I have reviewed, albeit superficially, the test-based components of several states’ school rating systems (e.g., OH, FL, NYC, LA, CO), with a particular focus on the degree to which they are actually measuring student performance (how highly students score), rather than school effectiveness per se (whether students are making progress). Both types of measures have a role to play in accountability systems, even if they are often confused or conflated, resulting in widespread misinterpretation of what the final ratings actually mean, and many state systems’ failure to tailor interventions to the indicators being used.
One aspect of these systems that I rarely discuss is the possibility that the ratings systems are an end in themselves. That is, the idea that public ratings, no matter how they are constructed, provide an incentive for schools to get better. From this perspective, even if the ratings are misinterpreted or imprecise, they might still “work."*
There’s obviously something to this. After all, the central purpose of any accountability system is less about closing or intervening in a few schools than about giving all schools incentive to up their respective games. And, no matter how you feel about school rating systems, there can be little doubt that people pay attention to them. Educators and school administrators do so, not only because they fear closure or desire monetary rewards; they also take pride in what they do, and they like being recognized for it. In short, my somewhat technocratic viewpoint on school ratings ignores the fact that their purpose is less about rigorous measurement than encouraging improvement.
The available evidence, which is scarce and significantly curtailed by the difficulty in assessing the effect of policies implemented on a statewide (or, in the case of NCLB, national) level, suggests that state-level accountability systems may have a very modest positive impact on aggregate test-based performance, especially when there are consequences attached to the ratings (also see here). Results may also vary by subject and the type of measure being used. Finally, one recent paper, which looked at the impact of NCLB, found positive effects in only one of the four main NAEP assessments.
This evidence is hardly clear-cut (and this is far from a comprehensive review), and it is always difficult to discern the validity of increases in test scores immediately after the introduction of an accountability regime that is heavily focused on those test scores. Nevertheless, there is reason to believe that people respond to these systems, even if, in many cases, the measures they employ are poorly designed.**
I have always recognized this, yet I cannot accept the idea that measurement is merely a side issue, for two main reasons:
First, people aren’t fools – if ratings presented as school performance measures are heavily biased by student characteristics, teachers and administrators will catch on quickly (in many places, they already have). When this happens, the people who are supposed to be incentivized to improve the system can actually end up resenting it. People don’t like being held accountable for things that they cannot control. One can only cringe at the thought of the groups of hard-working teachers in high-poverty schools being shamed annually by a system that dooms them to low ratings by virtue of their dedication to serving the kids who need them the most.

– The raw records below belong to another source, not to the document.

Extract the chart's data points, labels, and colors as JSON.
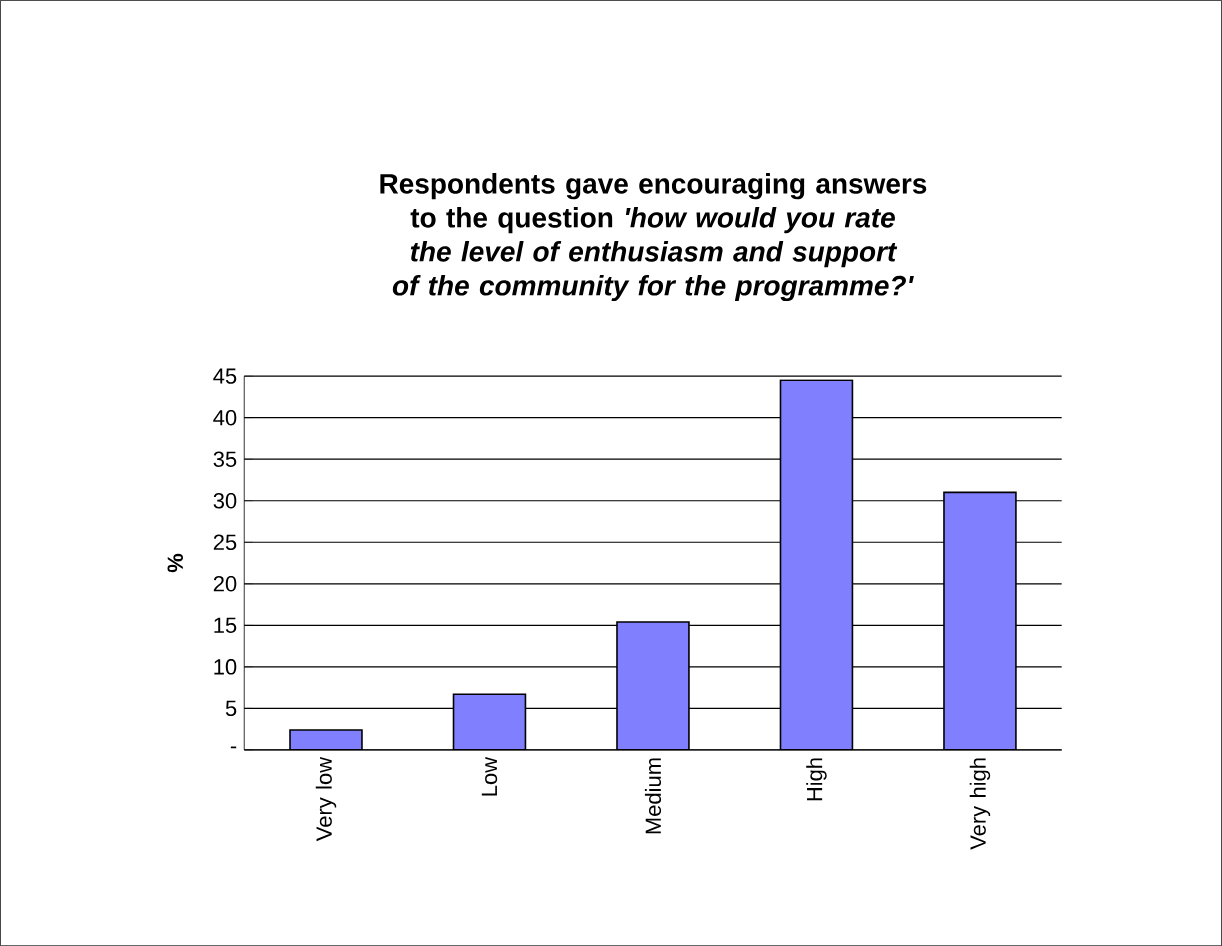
{
  "chart_data": {
    "type": "bar",
    "title": "Respondents gave encouraging answers to the question *'how would you rate the level of enthusiasm and support of the community for the programme?'*",
    "ylabel": "%",
    "categories": [
      "Very low",
      "Low",
      "Medium",
      "High",
      "Very high"
    ],
    "values": [
      2.4,
      6.7,
      15.4,
      44.5,
      31
    ],
    "color": "#8080ff",
    "ylim": [
      0,
      45
    ],
    "yticks": [
      {
        "value": 0,
        "label": "-"
      },
      5,
      10,
      15,
      20,
      25,
      30,
      35,
      40,
      45
    ],
    "grid": "y"
  }
}
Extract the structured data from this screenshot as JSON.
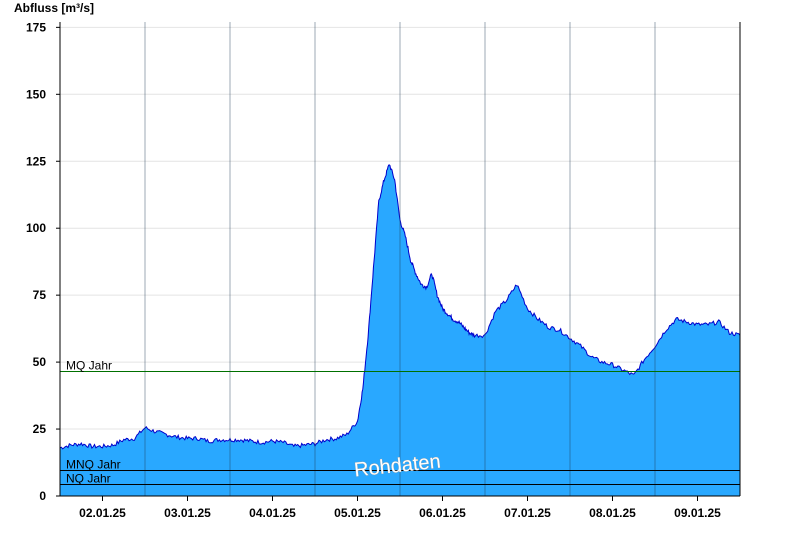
{
  "chart_data": {
    "type": "area",
    "title": "",
    "ylabel": "Abfluss [m³/s]",
    "xlabel": "",
    "ylim": [
      0,
      177
    ],
    "yticks": [
      0,
      25,
      50,
      75,
      100,
      125,
      150,
      175
    ],
    "xlim": [
      "2025-01-01T12:00",
      "2025-01-09T12:00"
    ],
    "xticks": [
      "2025-01-02T00:00",
      "2025-01-03T00:00",
      "2025-01-04T00:00",
      "2025-01-05T00:00",
      "2025-01-06T00:00",
      "2025-01-07T00:00",
      "2025-01-08T00:00",
      "2025-01-09T00:00"
    ],
    "xtick_labels": [
      "02.01.25",
      "03.01.25",
      "04.01.25",
      "05.01.25",
      "06.01.25",
      "07.01.25",
      "08.01.25",
      "09.01.25"
    ],
    "grid": true,
    "colors": {
      "fill": "#29a8ff",
      "line": "#0000cc",
      "mq_line": "#007000",
      "ref_line": "#000000",
      "grid": "#e4e4e4"
    },
    "reference_lines": [
      {
        "name": "MQ Jahr",
        "value": 46.5
      },
      {
        "name": "MNQ Jahr",
        "value": 9.5
      },
      {
        "name": "NQ Jahr",
        "value": 4.3
      }
    ],
    "watermark": "Rohdaten",
    "series": [
      {
        "x": [
          "2025-01-01T12:00",
          "2025-01-01T15:00",
          "2025-01-01T18:00",
          "2025-01-01T21:00",
          "2025-01-02T00:00",
          "2025-01-02T03:00",
          "2025-01-02T06:00",
          "2025-01-02T09:00",
          "2025-01-02T12:00",
          "2025-01-02T15:00",
          "2025-01-02T18:00",
          "2025-01-02T21:00",
          "2025-01-03T00:00",
          "2025-01-03T03:00",
          "2025-01-03T06:00",
          "2025-01-03T09:00",
          "2025-01-03T12:00",
          "2025-01-03T15:00",
          "2025-01-03T18:00",
          "2025-01-03T21:00",
          "2025-01-04T00:00",
          "2025-01-04T03:00",
          "2025-01-04T06:00",
          "2025-01-04T09:00",
          "2025-01-04T12:00",
          "2025-01-04T15:00",
          "2025-01-04T18:00",
          "2025-01-04T21:00",
          "2025-01-05T00:00",
          "2025-01-05T01:30",
          "2025-01-05T03:00",
          "2025-01-05T04:30",
          "2025-01-05T06:00",
          "2025-01-05T07:30",
          "2025-01-05T09:00",
          "2025-01-05T10:30",
          "2025-01-05T12:00",
          "2025-01-05T13:30",
          "2025-01-05T15:00",
          "2025-01-05T16:30",
          "2025-01-05T18:00",
          "2025-01-05T19:30",
          "2025-01-05T21:00",
          "2025-01-05T22:30",
          "2025-01-06T00:00",
          "2025-01-06T01:30",
          "2025-01-06T03:00",
          "2025-01-06T04:30",
          "2025-01-06T06:00",
          "2025-01-06T07:30",
          "2025-01-06T09:00",
          "2025-01-06T12:00",
          "2025-01-06T15:00",
          "2025-01-06T18:00",
          "2025-01-06T21:00",
          "2025-01-07T00:00",
          "2025-01-07T03:00",
          "2025-01-07T06:00",
          "2025-01-07T09:00",
          "2025-01-07T12:00",
          "2025-01-07T15:00",
          "2025-01-07T18:00",
          "2025-01-07T21:00",
          "2025-01-08T00:00",
          "2025-01-08T03:00",
          "2025-01-08T06:00",
          "2025-01-08T09:00",
          "2025-01-08T12:00",
          "2025-01-08T15:00",
          "2025-01-08T18:00",
          "2025-01-08T21:00",
          "2025-01-09T00:00",
          "2025-01-09T03:00",
          "2025-01-09T06:00",
          "2025-01-09T09:00",
          "2025-01-09T12:00"
        ],
        "values": [
          18,
          19,
          19.5,
          18.5,
          18.5,
          19,
          21,
          21.5,
          25.5,
          24,
          23,
          22,
          21.5,
          21.5,
          20.5,
          21,
          21,
          21,
          20.5,
          20,
          20.5,
          20,
          18.5,
          19,
          19.5,
          21,
          21.5,
          23,
          28,
          40,
          60,
          85,
          110,
          118,
          124,
          118,
          103,
          97,
          88,
          83,
          79,
          78,
          83,
          75,
          70,
          68,
          66,
          65,
          63,
          61,
          60,
          60,
          69,
          73,
          79,
          70,
          66,
          63,
          62,
          59,
          56,
          52,
          50,
          49,
          47,
          45,
          51,
          56,
          62,
          66,
          65,
          64,
          64,
          65,
          61,
          60
        ]
      }
    ]
  }
}
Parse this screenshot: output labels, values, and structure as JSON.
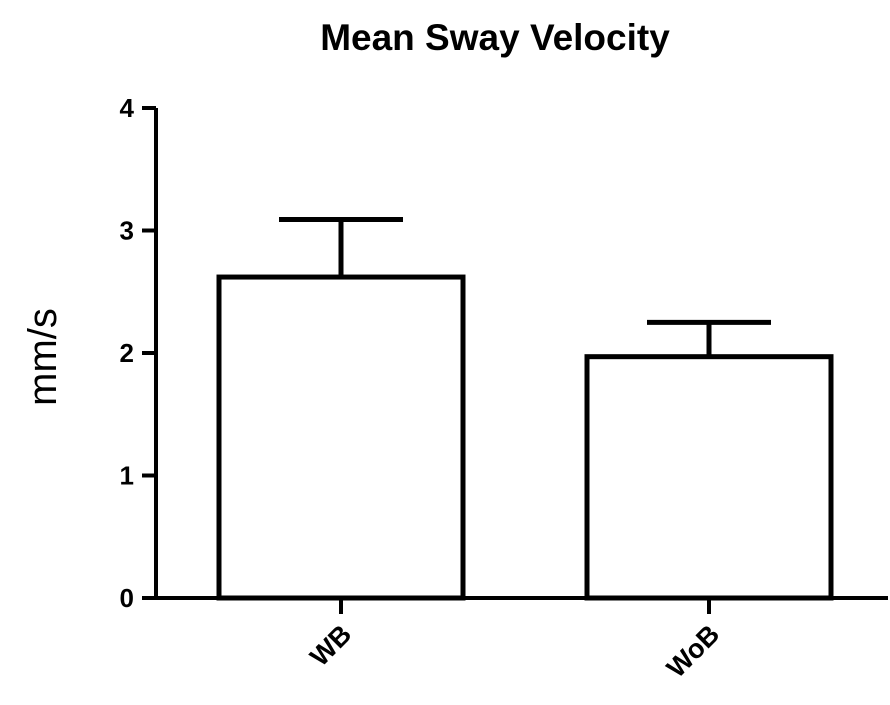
{
  "chart_data": {
    "type": "bar",
    "title": "Mean Sway Velocity",
    "xlabel": "",
    "ylabel": "mm/s",
    "categories": [
      "WB",
      "WoB"
    ],
    "values": [
      2.62,
      1.97
    ],
    "error_upper": [
      3.09,
      2.25
    ],
    "ylim": [
      0,
      4
    ],
    "yticks": [
      0,
      1,
      2,
      3,
      4
    ],
    "grid": false,
    "bar_color": "#ffffff",
    "edge_color": "#000000"
  }
}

Second, and more practically, there is no sense in tolerating bad measurement when there are alternatives (especially given that there is no guarantee the systems will have a discernible impact). School rating systems can be improved – e.g., the measures can be constructed to more accurately reflect school performance, and/or different types of measures can be used for different purposes. If done correctly – with stakeholder input – this could actually improve the efficacy of the incentives embedded in the system, as well as the merit of the policy decisions that are based on the ratings.
So, while I acknowledge the possibility that a deeply flawed school rating system is better than none at all, I don’t think that’s the choice we are facing. It’s not "imperfect versus nothing," or the “perfect versus the good." Rather, it's the better versus the worse. We should opt for the former.
- Matt Di Carlo
* This (highly unoriginal) concept might also be applied to other policies, such as teacher evaluations and rating teacher preparation programs.
** The irony of this perspective, at least for me, is that one might argue it partially depends on the misinterpretation of testing data. For example, hypothetically, if schools were rated entirely according to their value-added estimates (which I consider to be a more advanced, albeit imperfect, measure of schools’ performance), it might actually “water down” the incentives since, due to instability, few schools would receive consistently high or low ratings. This would not only harm the credibility of the ratings (everyone would notice that the ratings jumped around every year), but, eventually, most schools would get a decent rating, which might encourage complacency. Similarly, if people actually interpreted the existing ratings accurately – in most places, they are predominantly measures of student rather than school performance – then the public, as well as teachers and administrators, could more easily dismiss them as “beyond our control."